Ben Bernanke stated on Friday that with US inflation being so low and unemployment at a high level, the US Federal Reserve will take further action. However, he did not give details about the size of QE2. Thus, the US dollar stopped declining on Friday, and rose slightly after his speech. Gold also edged lower to end at $1,368.26/ounce, after hitting another record high of $1,380.18 on Thursday.
Emerging Markets shine
With the promise of cheap money by the US Fed, investors poured money into emerging markets in an attempt to obtain faster growth and higher yield. According to Reuters, JPMorgan’s EMBI+ index showed investors buying up emerging markets government bonds. In addition, EPFR Global stated that at the end of last week, emerging market equity fund flows hit a 33-month high, and emerging market bond funds absorbed $1 billion in one week.
Housing turns ugly
The consistently weak US housing market got even uglier, as allegations grew that lenders have improperly seized hundreds of thousands of houses. In fact, Bank of America has stopped all sales of foreclosed houses. This is expected to halt a large portion of the US housing market for the next several months. In fact, one hedge fund has pointed out that Bank of America could face a loss of US$70 billion as a result of the incident. As a result, Bank of America and other US bank shares fell on Friday.
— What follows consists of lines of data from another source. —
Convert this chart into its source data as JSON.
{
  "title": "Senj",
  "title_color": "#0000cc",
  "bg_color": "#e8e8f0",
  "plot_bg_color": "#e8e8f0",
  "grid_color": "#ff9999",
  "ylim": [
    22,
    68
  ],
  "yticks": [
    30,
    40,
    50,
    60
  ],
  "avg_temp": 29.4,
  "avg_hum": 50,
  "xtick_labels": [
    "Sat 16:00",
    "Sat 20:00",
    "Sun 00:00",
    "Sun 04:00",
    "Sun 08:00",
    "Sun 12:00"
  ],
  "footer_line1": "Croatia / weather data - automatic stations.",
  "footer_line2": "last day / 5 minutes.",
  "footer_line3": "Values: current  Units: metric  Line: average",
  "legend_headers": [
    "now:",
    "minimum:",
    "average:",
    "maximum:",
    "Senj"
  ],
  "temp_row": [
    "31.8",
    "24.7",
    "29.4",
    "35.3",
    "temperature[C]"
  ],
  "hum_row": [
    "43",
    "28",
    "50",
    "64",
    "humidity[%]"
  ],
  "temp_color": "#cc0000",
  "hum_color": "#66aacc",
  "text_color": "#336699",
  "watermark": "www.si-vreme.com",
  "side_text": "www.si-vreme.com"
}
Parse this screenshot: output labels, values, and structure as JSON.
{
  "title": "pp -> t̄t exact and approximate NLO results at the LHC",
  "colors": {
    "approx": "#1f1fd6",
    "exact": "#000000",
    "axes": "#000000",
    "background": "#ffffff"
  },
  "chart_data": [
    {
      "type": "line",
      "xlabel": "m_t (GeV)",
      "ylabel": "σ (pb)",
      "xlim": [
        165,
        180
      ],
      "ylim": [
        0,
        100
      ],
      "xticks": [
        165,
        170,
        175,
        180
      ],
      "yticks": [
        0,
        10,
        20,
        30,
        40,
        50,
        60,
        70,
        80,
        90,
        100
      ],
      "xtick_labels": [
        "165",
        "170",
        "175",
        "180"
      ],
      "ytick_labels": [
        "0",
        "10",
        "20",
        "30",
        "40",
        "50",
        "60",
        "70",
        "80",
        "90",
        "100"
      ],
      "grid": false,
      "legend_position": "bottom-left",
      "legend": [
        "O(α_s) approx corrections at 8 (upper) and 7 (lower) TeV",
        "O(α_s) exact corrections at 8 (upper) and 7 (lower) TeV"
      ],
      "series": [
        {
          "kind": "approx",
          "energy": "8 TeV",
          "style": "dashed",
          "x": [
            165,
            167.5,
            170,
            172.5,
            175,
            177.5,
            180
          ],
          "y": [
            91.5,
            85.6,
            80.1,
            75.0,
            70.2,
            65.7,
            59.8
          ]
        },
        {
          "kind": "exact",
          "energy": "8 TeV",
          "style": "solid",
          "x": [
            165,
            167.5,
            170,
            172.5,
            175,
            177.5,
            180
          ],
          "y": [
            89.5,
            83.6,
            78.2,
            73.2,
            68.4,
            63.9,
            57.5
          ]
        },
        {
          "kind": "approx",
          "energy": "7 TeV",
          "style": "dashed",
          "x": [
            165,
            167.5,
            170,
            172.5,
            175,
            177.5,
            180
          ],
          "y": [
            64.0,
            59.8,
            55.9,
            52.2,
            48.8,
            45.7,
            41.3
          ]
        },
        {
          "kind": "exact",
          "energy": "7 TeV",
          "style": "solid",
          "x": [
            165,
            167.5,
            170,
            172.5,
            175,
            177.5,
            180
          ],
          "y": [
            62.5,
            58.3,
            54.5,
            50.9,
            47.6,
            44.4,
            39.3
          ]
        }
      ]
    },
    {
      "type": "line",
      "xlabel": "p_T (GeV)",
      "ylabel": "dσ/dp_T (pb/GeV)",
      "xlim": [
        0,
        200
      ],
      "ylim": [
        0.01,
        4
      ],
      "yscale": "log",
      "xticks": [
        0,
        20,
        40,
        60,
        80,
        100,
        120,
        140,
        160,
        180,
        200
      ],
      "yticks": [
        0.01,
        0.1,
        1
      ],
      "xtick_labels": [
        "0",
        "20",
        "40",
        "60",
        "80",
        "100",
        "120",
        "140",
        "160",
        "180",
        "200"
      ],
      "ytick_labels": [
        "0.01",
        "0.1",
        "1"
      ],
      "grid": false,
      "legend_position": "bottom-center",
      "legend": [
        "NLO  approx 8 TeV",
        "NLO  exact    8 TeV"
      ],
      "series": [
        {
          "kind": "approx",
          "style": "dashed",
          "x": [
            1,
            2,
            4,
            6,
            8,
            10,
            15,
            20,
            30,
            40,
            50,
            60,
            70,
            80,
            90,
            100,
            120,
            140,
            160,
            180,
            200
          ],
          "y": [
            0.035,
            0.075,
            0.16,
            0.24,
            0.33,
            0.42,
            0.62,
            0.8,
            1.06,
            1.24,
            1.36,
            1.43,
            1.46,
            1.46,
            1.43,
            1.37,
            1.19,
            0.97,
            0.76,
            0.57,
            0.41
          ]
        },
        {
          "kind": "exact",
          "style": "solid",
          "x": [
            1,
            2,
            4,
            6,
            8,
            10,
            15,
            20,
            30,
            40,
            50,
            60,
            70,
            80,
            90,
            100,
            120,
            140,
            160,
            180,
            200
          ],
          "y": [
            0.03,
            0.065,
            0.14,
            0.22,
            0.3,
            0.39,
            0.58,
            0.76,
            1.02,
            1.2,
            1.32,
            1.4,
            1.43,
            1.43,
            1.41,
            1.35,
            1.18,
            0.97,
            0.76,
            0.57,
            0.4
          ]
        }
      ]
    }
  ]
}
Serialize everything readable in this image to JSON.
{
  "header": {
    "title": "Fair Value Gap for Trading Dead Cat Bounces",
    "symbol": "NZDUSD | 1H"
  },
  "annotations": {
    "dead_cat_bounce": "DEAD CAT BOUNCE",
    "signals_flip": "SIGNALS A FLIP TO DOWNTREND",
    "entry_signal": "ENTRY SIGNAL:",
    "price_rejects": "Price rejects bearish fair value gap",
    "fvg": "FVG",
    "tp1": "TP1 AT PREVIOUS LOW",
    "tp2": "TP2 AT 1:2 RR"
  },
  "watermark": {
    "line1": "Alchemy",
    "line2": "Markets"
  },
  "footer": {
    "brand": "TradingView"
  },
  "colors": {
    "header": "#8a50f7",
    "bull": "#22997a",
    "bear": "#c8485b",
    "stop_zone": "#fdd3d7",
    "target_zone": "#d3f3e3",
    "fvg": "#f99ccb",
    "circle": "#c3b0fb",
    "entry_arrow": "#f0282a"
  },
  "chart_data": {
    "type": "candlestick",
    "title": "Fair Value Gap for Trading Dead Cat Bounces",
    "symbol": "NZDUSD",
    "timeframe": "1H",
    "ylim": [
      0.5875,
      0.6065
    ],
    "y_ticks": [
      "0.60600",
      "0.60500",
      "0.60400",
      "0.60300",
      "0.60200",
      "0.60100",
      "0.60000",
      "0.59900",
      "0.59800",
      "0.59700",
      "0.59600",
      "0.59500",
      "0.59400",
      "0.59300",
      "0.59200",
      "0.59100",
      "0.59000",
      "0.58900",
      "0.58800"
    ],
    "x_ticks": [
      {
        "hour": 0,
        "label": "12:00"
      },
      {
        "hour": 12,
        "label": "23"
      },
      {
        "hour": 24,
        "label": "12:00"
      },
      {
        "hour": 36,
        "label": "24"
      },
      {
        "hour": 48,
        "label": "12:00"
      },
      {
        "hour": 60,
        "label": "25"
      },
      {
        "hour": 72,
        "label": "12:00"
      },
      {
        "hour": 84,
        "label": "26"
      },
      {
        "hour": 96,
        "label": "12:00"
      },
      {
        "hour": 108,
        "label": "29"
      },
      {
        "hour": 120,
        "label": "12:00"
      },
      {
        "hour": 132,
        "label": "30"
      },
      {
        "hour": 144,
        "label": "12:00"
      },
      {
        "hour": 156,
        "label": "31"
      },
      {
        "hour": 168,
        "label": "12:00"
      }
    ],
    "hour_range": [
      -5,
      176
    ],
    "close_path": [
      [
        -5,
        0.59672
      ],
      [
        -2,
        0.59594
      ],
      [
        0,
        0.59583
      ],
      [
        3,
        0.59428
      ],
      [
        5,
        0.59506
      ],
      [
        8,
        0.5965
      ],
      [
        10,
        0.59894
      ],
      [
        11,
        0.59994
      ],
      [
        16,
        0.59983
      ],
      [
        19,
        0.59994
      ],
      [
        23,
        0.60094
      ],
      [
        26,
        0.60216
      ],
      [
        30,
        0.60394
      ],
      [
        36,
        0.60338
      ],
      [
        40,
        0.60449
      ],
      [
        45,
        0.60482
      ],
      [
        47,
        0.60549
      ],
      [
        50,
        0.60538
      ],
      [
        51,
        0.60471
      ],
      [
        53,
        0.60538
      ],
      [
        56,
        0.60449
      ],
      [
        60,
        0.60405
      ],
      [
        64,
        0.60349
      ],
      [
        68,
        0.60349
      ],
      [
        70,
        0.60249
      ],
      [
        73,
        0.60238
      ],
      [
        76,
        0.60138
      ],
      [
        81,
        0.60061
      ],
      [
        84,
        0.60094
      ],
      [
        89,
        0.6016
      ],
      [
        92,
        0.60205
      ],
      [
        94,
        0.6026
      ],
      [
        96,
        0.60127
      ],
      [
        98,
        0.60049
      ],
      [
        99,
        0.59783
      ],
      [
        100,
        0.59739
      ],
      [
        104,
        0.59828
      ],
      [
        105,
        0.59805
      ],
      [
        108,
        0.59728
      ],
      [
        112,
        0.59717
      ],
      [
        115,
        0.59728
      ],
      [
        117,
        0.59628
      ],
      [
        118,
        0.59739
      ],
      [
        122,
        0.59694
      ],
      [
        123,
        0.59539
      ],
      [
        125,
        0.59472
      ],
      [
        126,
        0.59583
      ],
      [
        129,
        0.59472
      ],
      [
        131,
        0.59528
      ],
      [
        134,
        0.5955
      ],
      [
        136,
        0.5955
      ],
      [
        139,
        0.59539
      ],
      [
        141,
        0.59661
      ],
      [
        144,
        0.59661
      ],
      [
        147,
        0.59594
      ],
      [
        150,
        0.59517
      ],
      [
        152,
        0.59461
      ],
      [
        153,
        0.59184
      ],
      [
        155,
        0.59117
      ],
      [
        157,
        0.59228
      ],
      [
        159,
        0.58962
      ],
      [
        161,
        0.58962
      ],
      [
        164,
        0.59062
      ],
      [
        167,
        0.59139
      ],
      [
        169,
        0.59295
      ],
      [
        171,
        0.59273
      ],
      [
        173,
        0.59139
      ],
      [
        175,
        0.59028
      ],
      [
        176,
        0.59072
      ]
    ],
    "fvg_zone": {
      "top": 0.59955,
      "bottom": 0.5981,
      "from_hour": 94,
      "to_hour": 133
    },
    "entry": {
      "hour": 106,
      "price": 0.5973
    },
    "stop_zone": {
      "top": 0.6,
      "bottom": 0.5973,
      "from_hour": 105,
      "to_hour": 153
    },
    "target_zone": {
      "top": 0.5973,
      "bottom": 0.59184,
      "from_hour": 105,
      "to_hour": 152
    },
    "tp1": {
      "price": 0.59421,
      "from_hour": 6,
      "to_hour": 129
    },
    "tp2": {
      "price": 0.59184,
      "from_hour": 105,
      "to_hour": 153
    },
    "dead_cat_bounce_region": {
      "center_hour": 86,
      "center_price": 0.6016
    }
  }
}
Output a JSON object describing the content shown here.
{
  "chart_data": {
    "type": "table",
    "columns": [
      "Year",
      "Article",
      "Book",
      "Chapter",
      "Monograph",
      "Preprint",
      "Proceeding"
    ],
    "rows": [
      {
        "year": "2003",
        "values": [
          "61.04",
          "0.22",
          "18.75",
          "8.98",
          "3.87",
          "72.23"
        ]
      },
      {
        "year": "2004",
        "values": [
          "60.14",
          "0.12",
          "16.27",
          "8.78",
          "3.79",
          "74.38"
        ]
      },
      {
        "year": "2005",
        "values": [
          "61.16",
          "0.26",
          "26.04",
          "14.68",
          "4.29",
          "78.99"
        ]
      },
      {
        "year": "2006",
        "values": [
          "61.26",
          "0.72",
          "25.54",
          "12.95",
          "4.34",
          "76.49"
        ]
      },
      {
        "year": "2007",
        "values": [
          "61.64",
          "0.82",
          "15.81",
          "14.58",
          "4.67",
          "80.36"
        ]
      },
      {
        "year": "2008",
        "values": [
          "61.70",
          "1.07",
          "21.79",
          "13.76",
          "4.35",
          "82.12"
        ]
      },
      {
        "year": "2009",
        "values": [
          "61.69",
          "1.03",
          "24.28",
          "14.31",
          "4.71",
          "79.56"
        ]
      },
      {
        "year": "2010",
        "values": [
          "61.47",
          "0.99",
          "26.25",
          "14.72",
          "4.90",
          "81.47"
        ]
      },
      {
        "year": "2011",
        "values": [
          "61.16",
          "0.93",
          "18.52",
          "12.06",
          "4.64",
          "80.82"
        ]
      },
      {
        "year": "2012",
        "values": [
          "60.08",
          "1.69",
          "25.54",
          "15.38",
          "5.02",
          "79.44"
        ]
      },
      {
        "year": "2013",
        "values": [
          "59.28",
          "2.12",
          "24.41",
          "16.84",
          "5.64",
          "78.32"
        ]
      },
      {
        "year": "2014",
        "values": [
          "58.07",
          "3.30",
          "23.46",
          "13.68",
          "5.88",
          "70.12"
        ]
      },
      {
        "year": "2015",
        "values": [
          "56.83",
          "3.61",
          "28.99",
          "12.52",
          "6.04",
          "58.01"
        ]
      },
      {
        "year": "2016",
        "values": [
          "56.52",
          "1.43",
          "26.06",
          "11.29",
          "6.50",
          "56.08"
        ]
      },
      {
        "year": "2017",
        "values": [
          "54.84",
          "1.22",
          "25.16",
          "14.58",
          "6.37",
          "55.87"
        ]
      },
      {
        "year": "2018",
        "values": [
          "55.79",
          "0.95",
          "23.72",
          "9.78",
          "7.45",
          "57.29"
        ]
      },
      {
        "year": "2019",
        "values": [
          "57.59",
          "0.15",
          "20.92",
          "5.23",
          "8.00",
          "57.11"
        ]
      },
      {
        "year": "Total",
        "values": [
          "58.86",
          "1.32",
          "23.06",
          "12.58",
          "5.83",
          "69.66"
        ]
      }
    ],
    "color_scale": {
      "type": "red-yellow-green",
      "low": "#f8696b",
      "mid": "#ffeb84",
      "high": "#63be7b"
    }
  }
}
Trade war looking less likely
The possibility of a trade war between the US and China decreased significantly on Friday, after the US Treasury Department delayed a decision of whether to label China as a currency manipulator until after the November 2nd elections and the G20 summit on November 11th. However, tensions remain because of QE2 driving down the US dollar, making other currencies less competitive.
With North American markets having gone up significantly, investors could be facing a rude awakening when the Fed announces further actions on November 3rd. With the S&P 500 having risen 12% since September began, investors are pricing in a US$1 trillion QE2 to be announced. However, to date, the US Fed has not given any indication about the size of QE2, and Friday's speech hinted that the Fed's action will be cautious. Thus, an announcement for QE2 of less than US$1 trillion could leave investors disappointed and stocks heading lower. In addition, with the steep rise in equities in recent weeks, markets will likely be trading sideways or slightly lower into the Fed's decision.